We selected samples ranging in size from 100 to 1000 plants by steps of 100. In the
smallest sample size, SPCLUST-WARD detects a significant QTL on chromosome 4D with
p-value 8.35e-6, and a marginally significant QTL on 2D (p=6.9e-4). SPCLUST-AVG
detects only a QTL on 4D, and SRS detects no QTL. In the next smallest sample size,
SPCLUST-WARD and SPCLUST-AVG both detect significant QTL on Chromosomes 4B
and 4D and a marginally significant QTL on 2B (p=4.8e-4 and p=3.6e-4); SRS detects only a
QTL on Chromosome 4D. Figure 5 depicts the QTL profiles for SPCLUST-AVG, SRS and
the full analysis for a sample size of 200. For the remaining sample sizes, all three selection
methods detect the QTL associated with the dwarfing genes, along with varying QTL on
other chromosomes. Hence it is primarily in the smaller sample sizes that the benefits of
selective phenotyping are realized.
Supplementary Figures
Supp. Fig. 1 For markers genotyped in a 200 line backcross population (a) 95% confidence
intervals for QTL mapping power at three levels of marker density and (b) boxplots of
diversity scores in selected subsets of size 100. Dots in boxplots indicate median diversity
scores.
Supp. Fig. 2 For codominant (red) and dominant (green) markers genotyped on a 200 line
F2 intercross population (a) 95% confidence interval for QTL mapping power at three levels
of marker density and (b) boxplots of diversity (for marker density of 4 cM) in a selected
subsets of size 50. Dots in boxplots indicate median diversity scores.

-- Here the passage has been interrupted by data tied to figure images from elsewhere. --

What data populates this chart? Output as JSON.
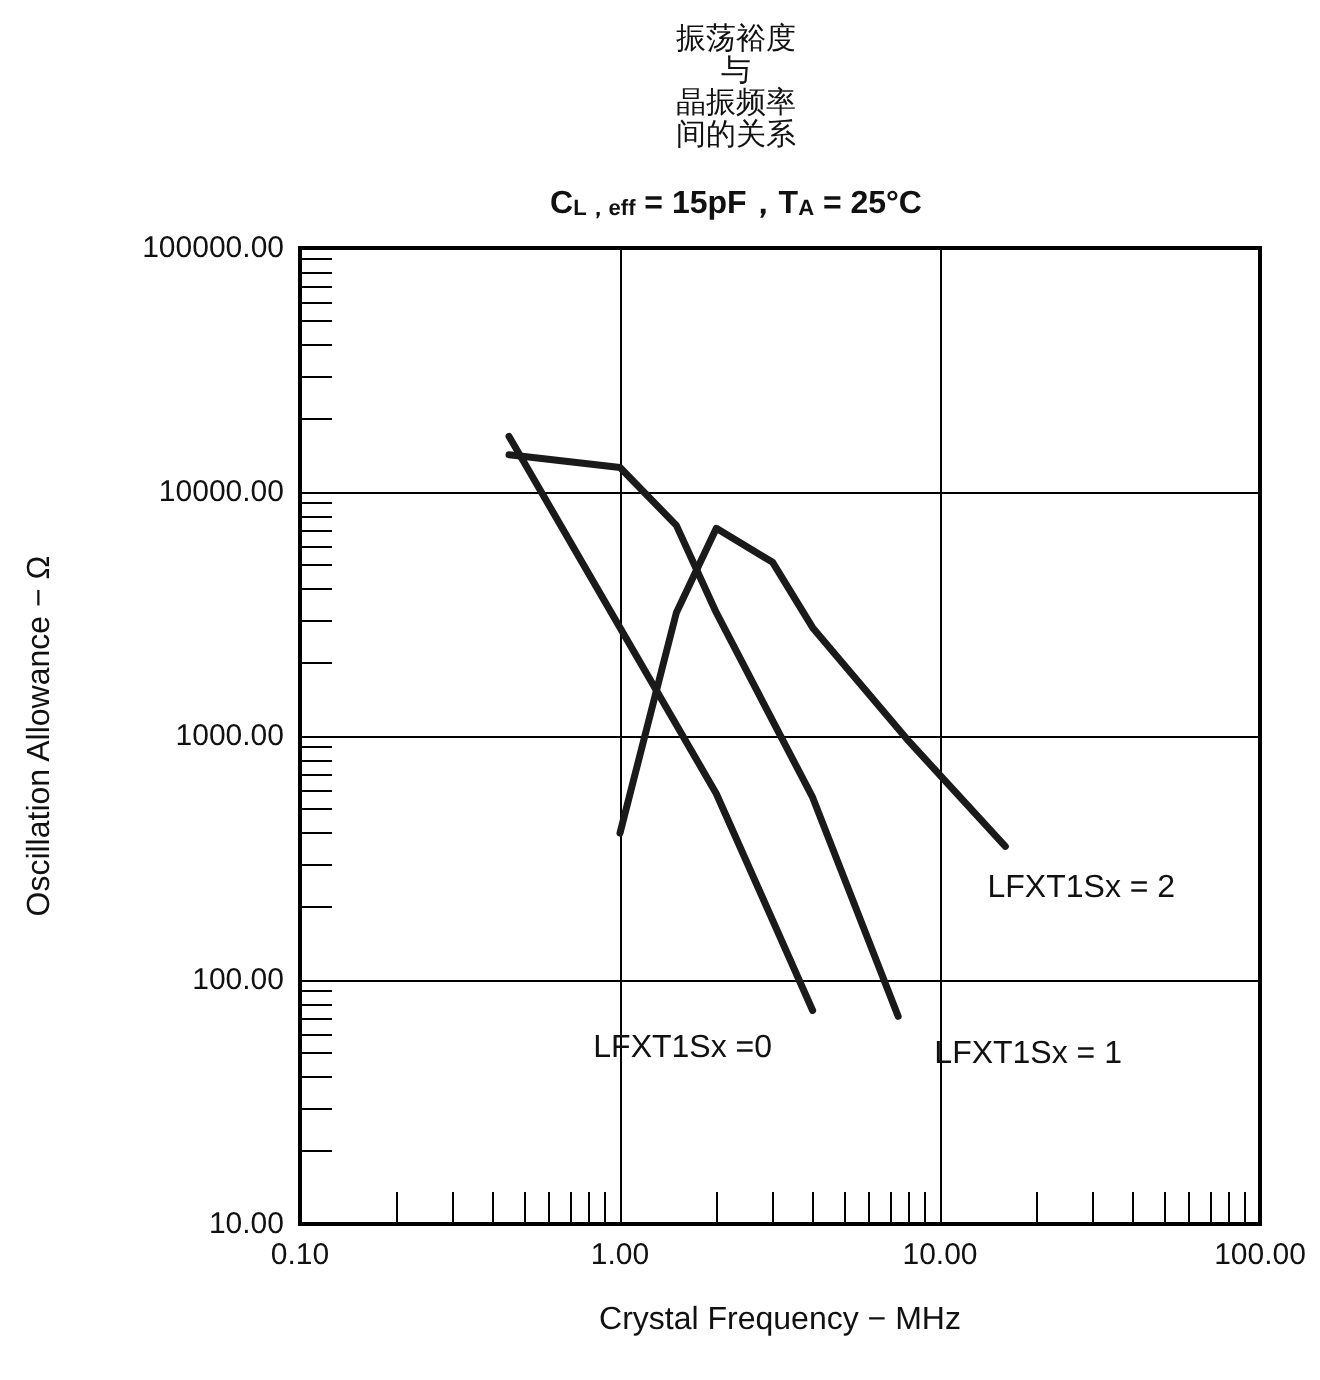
{
  "chart_data": {
    "type": "line",
    "title": "振荡裕度与晶振频率间的关系",
    "subtitle": "C$_{L，eff}$ = 15pF，T$_{A}$ = 25°C",
    "xlabel": "Crystal Frequency − MHz",
    "ylabel": "Oscillation Allowance − Ω",
    "log": "xy",
    "grid": true,
    "legend": false,
    "marker": "none",
    "line_style": "solid",
    "xlim": [
      0.1,
      100
    ],
    "ylim": [
      10,
      100000
    ],
    "xticks": [
      {
        "value": 0.1,
        "label": "0.10"
      },
      {
        "value": 0.2,
        "label": null
      },
      {
        "value": 0.3,
        "label": null
      },
      {
        "value": 0.4,
        "label": null
      },
      {
        "value": 0.5,
        "label": null
      },
      {
        "value": 0.6,
        "label": null
      },
      {
        "value": 0.7,
        "label": null
      },
      {
        "value": 0.8,
        "label": null
      },
      {
        "value": 0.9,
        "label": null
      },
      {
        "value": 1,
        "label": "1.00"
      },
      {
        "value": 2,
        "label": null
      },
      {
        "value": 3,
        "label": null
      },
      {
        "value": 4,
        "label": null
      },
      {
        "value": 5,
        "label": null
      },
      {
        "value": 6,
        "label": null
      },
      {
        "value": 7,
        "label": null
      },
      {
        "value": 8,
        "label": null
      },
      {
        "value": 9,
        "label": null
      },
      {
        "value": 10,
        "label": "10.00"
      },
      {
        "value": 20,
        "label": null
      },
      {
        "value": 30,
        "label": null
      },
      {
        "value": 40,
        "label": null
      },
      {
        "value": 50,
        "label": null
      },
      {
        "value": 60,
        "label": null
      },
      {
        "value": 70,
        "label": null
      },
      {
        "value": 80,
        "label": null
      },
      {
        "value": 90,
        "label": null
      },
      {
        "value": 100,
        "label": "100.00"
      }
    ],
    "yticks": [
      {
        "value": 10,
        "label": "10.00"
      },
      {
        "value": 20,
        "label": null
      },
      {
        "value": 30,
        "label": null
      },
      {
        "value": 40,
        "label": null
      },
      {
        "value": 50,
        "label": null
      },
      {
        "value": 60,
        "label": null
      },
      {
        "value": 70,
        "label": null
      },
      {
        "value": 80,
        "label": null
      },
      {
        "value": 90,
        "label": null
      },
      {
        "value": 100,
        "label": "100.00"
      },
      {
        "value": 200,
        "label": null
      },
      {
        "value": 300,
        "label": null
      },
      {
        "value": 400,
        "label": null
      },
      {
        "value": 500,
        "label": null
      },
      {
        "value": 600,
        "label": null
      },
      {
        "value": 700,
        "label": null
      },
      {
        "value": 800,
        "label": null
      },
      {
        "value": 900,
        "label": null
      },
      {
        "value": 1000,
        "label": "1000.00"
      },
      {
        "value": 2000,
        "label": null
      },
      {
        "value": 3000,
        "label": null
      },
      {
        "value": 4000,
        "label": null
      },
      {
        "value": 5000,
        "label": null
      },
      {
        "value": 6000,
        "label": null
      },
      {
        "value": 7000,
        "label": null
      },
      {
        "value": 8000,
        "label": null
      },
      {
        "value": 9000,
        "label": null
      },
      {
        "value": 10000,
        "label": "10000.00"
      },
      {
        "value": 20000,
        "label": null
      },
      {
        "value": 30000,
        "label": null
      },
      {
        "value": 40000,
        "label": null
      },
      {
        "value": 50000,
        "label": null
      },
      {
        "value": 60000,
        "label": null
      },
      {
        "value": 70000,
        "label": null
      },
      {
        "value": 80000,
        "label": null
      },
      {
        "value": 90000,
        "label": null
      },
      {
        "value": 100000,
        "label": "100000.00"
      }
    ],
    "series": [
      {
        "name": "LFXT1Sx =0",
        "color": "#1a1a1a",
        "x": [
          0.45,
          2,
          4
        ],
        "values": [
          16900,
          580,
          75
        ]
      },
      {
        "name": "LFXT1Sx = 1",
        "color": "#1a1a1a",
        "x": [
          0.45,
          1,
          1.5,
          2,
          4,
          7.4
        ],
        "values": [
          14200,
          12600,
          7300,
          3200,
          560,
          71
        ]
      },
      {
        "name": "LFXT1Sx = 2",
        "color": "#1a1a1a",
        "x": [
          1,
          1.5,
          2,
          3,
          4,
          8,
          16
        ],
        "values": [
          400,
          3200,
          7100,
          5150,
          2780,
          950,
          353
        ]
      }
    ]
  }
}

Supp. Fig. 3 For fully informative markers genotyped in subsets of an 800 line MAGIC 4way population (a) 95% confidence interval for QTL mapping power at three levels of marker
density and (b) boxplots of diversity scores (for marker density of 4 cM) in selected subsets
of size 200 (red), 400 (green), 600 (blue). Dots in boxplots indicate median diversity scores.
Supp. Fig. 4 For biallelic markers genotyped in subsets of an 800 line MAGIC 4-way
population (a) 95% confidence interval for QTL mapping power at three levels of marker
density and (b) boxplots of diversity scores (for marker density of 4 cM) in selected subsets
of size 200 (red), 400 (green), 600 (blue). Dots in boxplots indicate median diversity scores.